{thanksful: 17 – partisan}

This morning, found myself holding on convulsively, fingers clutching fabric and skin in what was meant to be a light embrace. Sat down at the breakfast table and felt my pulse racing. Felt this sense of Impending Doom, and a hive developing on my chest. Mama neglected to mention there’d be days like this.

Finally got around to catching up with a week’s worth of articles – read through a thoughtful School Library Journal piece on bias in reviewing – and then looked at the smoking garbage fire in the comments. Another hive formed.

I skated last night’s social media, saw the Vogue piece on diamond-encrusted safety pins because why shouldn’t you both center yourself in the struggle of the Other and pander to capitalism while accessorizing allyship? – and after reading a lot of things from Muslim writers that made me both thoughtful and pained, it was time to leave Twitter, too.

The blurry, Impending Doom feelings I struggle to compartmentalize — a note from my agent reminded me that there is value in work — but before I bury myself again, I wanted to remember the words of Angela Y. Davis, that freedom is a constant struggle, and that, if we look away, we get… what we get. This great agitator – and Communist, yes – is still standing up. As old as she is — she’s 72 — she’s dismantling tolerance and working to educate and inform people. She refuses to be a neutral party, gamely insisting on fairness and “hearing both sides” – which is a form of cowardice to which I have been most attracted. But, sometimes, there’s just not any worth in what the other side has to say.
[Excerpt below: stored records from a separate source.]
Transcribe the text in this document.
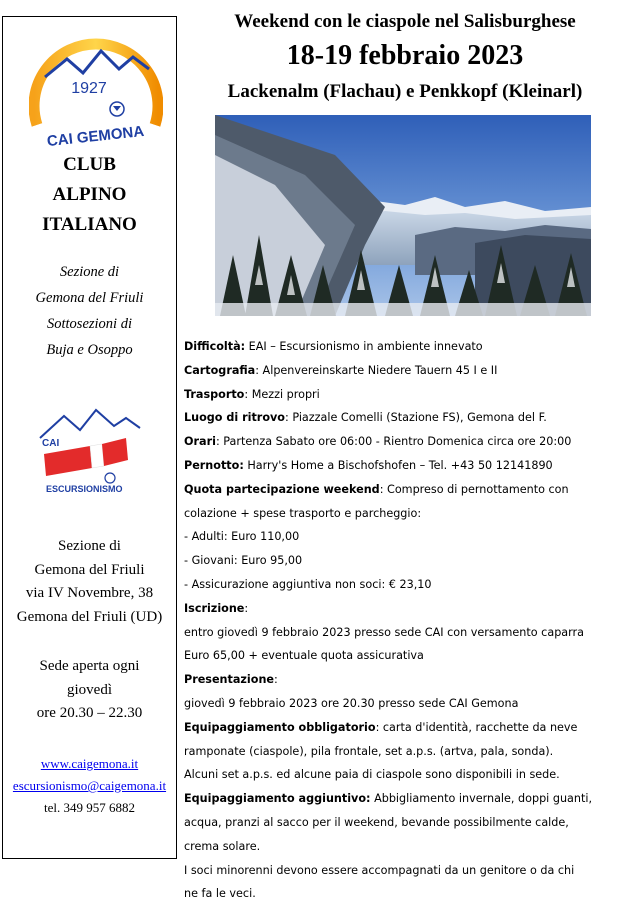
1927
CAI GEMONA
CLUB
ALPINO
ITALIANO
Sezione di
Gemona del Friuli
Sottosezioni di
Buja e Osoppo
CAI
ESCURSIONISMO
Sezione di
Gemona del Friuli
via IV Novembre, 38
Gemona del Friuli (UD)
Sede aperta ogni
giovedì
ore 20.30 – 22.30
www.caigemona.it
escursionismo@caigemona.it
tel. 349 957 6882
Weekend con le ciaspole nel Salisburghese
18-19 febbraio 2023
Lackenalm (Flachau) e Penkkopf (Kleinarl)
Difficoltà: EAI – Escursionismo in ambiente innevato
Cartografia: Alpenvereinskarte Niedere Tauern 45 I e II
Trasporto: Mezzi propri
Luogo di ritrovo: Piazzale Comelli (Stazione FS), Gemona del F.
Orari: Partenza Sabato ore 06:00 - Rientro Domenica circa ore 20:00
Pernotto: Harry's Home a Bischofshofen – Tel. +43 50 12141890
Quota partecipazione weekend: Compreso di pernottamento con
colazione + spese trasporto e parcheggio:
- Adulti: Euro 110,00
- Giovani: Euro 95,00
- Assicurazione aggiuntiva non soci: € 23,10
Iscrizione:
entro giovedì 9 febbraio 2023 presso sede CAI con versamento caparra
Euro 65,00 + eventuale quota assicurativa
Presentazione:
giovedì 9 febbraio 2023 ore 20.30 presso sede CAI Gemona
Equipaggiamento obbligatorio: carta d'identità, racchette da neve
ramponate (ciaspole), pila frontale, set a.p.s. (artva, pala, sonda).
Alcuni set a.p.s. ed alcune paia di ciaspole sono disponibili in sede.
Equipaggiamento aggiuntivo: Abbigliamento invernale, doppi guanti,
acqua, pranzi al sacco per il weekend, bevande possibilmente calde,
crema solare.
I soci minorenni devono essere accompagnati da un genitore o da chi
ne fa le veci.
So, today, I’m grateful for the unfair, the agitators and poets like Denise Levertov. I’m grateful for their words, and for the people who don’t tolerate the tepid, thin mouthings of “tolerance,” but insist on real work, real action, real acceptance and true love; the kind that comes with sweat and tears and unpleasantness.

Goodbye to Tolerance

~ Denise Levertov

Genial poets, pink-faced
earnest wits—
you have given the world
some choice morsels,
gobbets of language presented
as one presents T-bone steak
and Cherries Jubilee.
Goodbye, goodbye,

                                    I don’t care
if I never taste your fine food again,
neutral fellows, seers of every side.
Tolerance, what crimes
are committed in your name.

And you, good women, bakers of nicest bread,
blood donors. Your crumbs
choke me, I would not want
a drop of your blood in me, it is pumped
by weak hearts, perfect pulses that never
falter: irresponsive
to nightmare reality.

It is my brothers, my sisters,
whose blood spurts out and stops
forever
because you choose to believe it is not your business.

(Read the rest of the poem here.)

Everything is my business, unless the people I’m trying to help say it’s not. Period.

One Reply to “{thanksful: 17 – partisan}”

  1. A DIAMOND-encrusted safety pin???!! Are you bleepin’ kidding me?

    And no. With each day revealing a new level of horror~the other side has lost all rights to be heard.

    Am heartened to see the donations pouring in to: ACLU, SPLC, Planned Parenthood, Sierra Club, print news, etc.

    And in my own little teacup, was thrilled to have a big turnout for sign-ups to be in the spring Hairspray production. This. This is the level where lasting change will happen.